Ce soir, The Hives voient grand pour nos retrouvailles. C’est en effet un Zénith finalement bâché au dernier quart qui accueille les spectateurs, mais cela passera totalement inaperçu tant la température sera à son maximum toute la soirée. Nous avons droit à une entrée en matière de haute volée avec Yard Act en seconde première partie (le groupe ayant entamé les hostilités en tout début de soirée, Spiritual Cramps, nous ayant fait l’effet d’un mauvais tribute band dédiés aux héros du jour). Yard Act viennent de Leeds, ont à leur actif deux albums brillants, The Overload et Where’s My Utopia?, entre post punk et art rock. Ils ont eux aussi un leader charismatique en la personne de James Smith, chanteur sans guitare au spoken word iconique, dont les textes pisse-vinaigre et remplis d’humour noir collent parfaitement à la personnalité de The Hives. En seulement trente minutes, nous replongeons dans leur univers fait de guitares saturées et d’une ligne de basse dévastatrice qui permettent un mariage habile de sensations punk teintées d’une dose de beats groovy tellement addictifs. Pas impressionné pour un sou, James Smith remportera haut la main le défi qu’impose d’être un support band : les néophytes sont conquis et les fans déjà acquis à leur cause sauront rendre la pareille lorsque James viendra les chercher au plus près. Trente minutes qui passent trop vite, et l’envie déjà pressante de retrouver Yard Act l’an prochain avec leur troisième album, en ce moment même en préparation.

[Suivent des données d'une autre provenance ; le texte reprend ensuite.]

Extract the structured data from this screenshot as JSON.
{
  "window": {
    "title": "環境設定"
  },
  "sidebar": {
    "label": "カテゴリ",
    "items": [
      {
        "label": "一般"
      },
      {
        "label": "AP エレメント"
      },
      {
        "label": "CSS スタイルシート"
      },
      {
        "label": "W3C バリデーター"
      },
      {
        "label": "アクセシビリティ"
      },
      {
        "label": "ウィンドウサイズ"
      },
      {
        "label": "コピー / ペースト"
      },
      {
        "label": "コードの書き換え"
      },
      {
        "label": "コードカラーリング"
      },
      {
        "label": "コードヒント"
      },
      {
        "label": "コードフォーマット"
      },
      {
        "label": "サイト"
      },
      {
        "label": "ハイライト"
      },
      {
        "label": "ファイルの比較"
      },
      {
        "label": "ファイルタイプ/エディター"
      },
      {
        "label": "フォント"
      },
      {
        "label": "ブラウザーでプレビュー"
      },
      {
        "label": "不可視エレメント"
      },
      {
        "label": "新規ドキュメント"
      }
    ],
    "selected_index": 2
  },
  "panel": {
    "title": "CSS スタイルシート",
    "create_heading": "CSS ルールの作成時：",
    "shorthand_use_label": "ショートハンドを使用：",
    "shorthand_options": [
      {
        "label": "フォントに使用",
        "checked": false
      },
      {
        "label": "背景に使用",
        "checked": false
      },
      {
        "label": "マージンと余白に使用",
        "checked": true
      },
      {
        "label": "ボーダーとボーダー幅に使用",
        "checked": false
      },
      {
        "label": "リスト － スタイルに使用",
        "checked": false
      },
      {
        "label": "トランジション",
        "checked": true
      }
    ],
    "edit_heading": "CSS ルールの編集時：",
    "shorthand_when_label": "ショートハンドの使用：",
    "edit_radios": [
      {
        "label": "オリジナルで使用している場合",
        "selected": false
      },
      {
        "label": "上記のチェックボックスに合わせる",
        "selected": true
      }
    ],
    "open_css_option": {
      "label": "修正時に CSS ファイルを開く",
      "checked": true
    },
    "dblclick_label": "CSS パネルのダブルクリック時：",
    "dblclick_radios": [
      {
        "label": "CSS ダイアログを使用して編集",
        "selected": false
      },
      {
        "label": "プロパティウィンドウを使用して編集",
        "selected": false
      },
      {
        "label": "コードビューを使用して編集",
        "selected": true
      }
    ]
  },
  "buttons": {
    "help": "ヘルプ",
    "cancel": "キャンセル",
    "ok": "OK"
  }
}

Mais ce soir, toutes les attentions se tournent vers les cieux lumineux de la Scandinavie. S’affichant tels des monarques en hermine blanche et couronnés sur la pochette de leur dernier disque, The Hives Forever Forever The Hives, le groupe rappelle ainsi à ceux qui l’auraient oublié que sa domination est réelle. Maniant toujours avec subtilité un très haut sens de l’ironie et du sarcasme, ce sont pourtant bien en conquérants que The Hives prennent possession de la scène, avec un décor impressionnant. De gros ballons illuminés forment le nom du groupe, et les costumes sont eux-mêmes équipés de guirlandes lumineuses, dont on se demande comment malgré le poids des batteries que chacun doit avoir collé à la poitrine, les musiciens arrivent à se démener ainsi.

C’est évidement Pelle qui mène le show. Personnalité devenu iconique dans le monde du rock, ce dernier ne se démarque pas une seule seconde de son personnage de leader égocentrique et égocentré. Et c’est cela que les fans recherchent, Pelle inondant son public après chaque titre de tirades sur le fait que The Hives sont ce qu’il y a de meilleur, et ne cessera de s’adresser à lui pour réclamer toujours plus de bruit, toujours plus de mouvements (de nombreux circle pits se déclencheront ainsi tout du long du concert, pour son plus grand bonheur), et toujours plus d’amour car c’est cela qu’ils viennent chercher. Mais dans leur grande magnanimité, nos amis nous en rendent une belle partie. La setlist ce soir favorisera les deux derniers albums The Hives Forever Forever The Hives et The Death Of Randy Fitzsimmons, car The Hives ne font pas dans la nostalgie de leurs premiers albums, pourtant devenus des classiques. Le groupe n’a tout simplement jamais cessé de travailler, et au gré des disques, on trouve toujours deux ou trois singles eux-mêmes classiques en devenir.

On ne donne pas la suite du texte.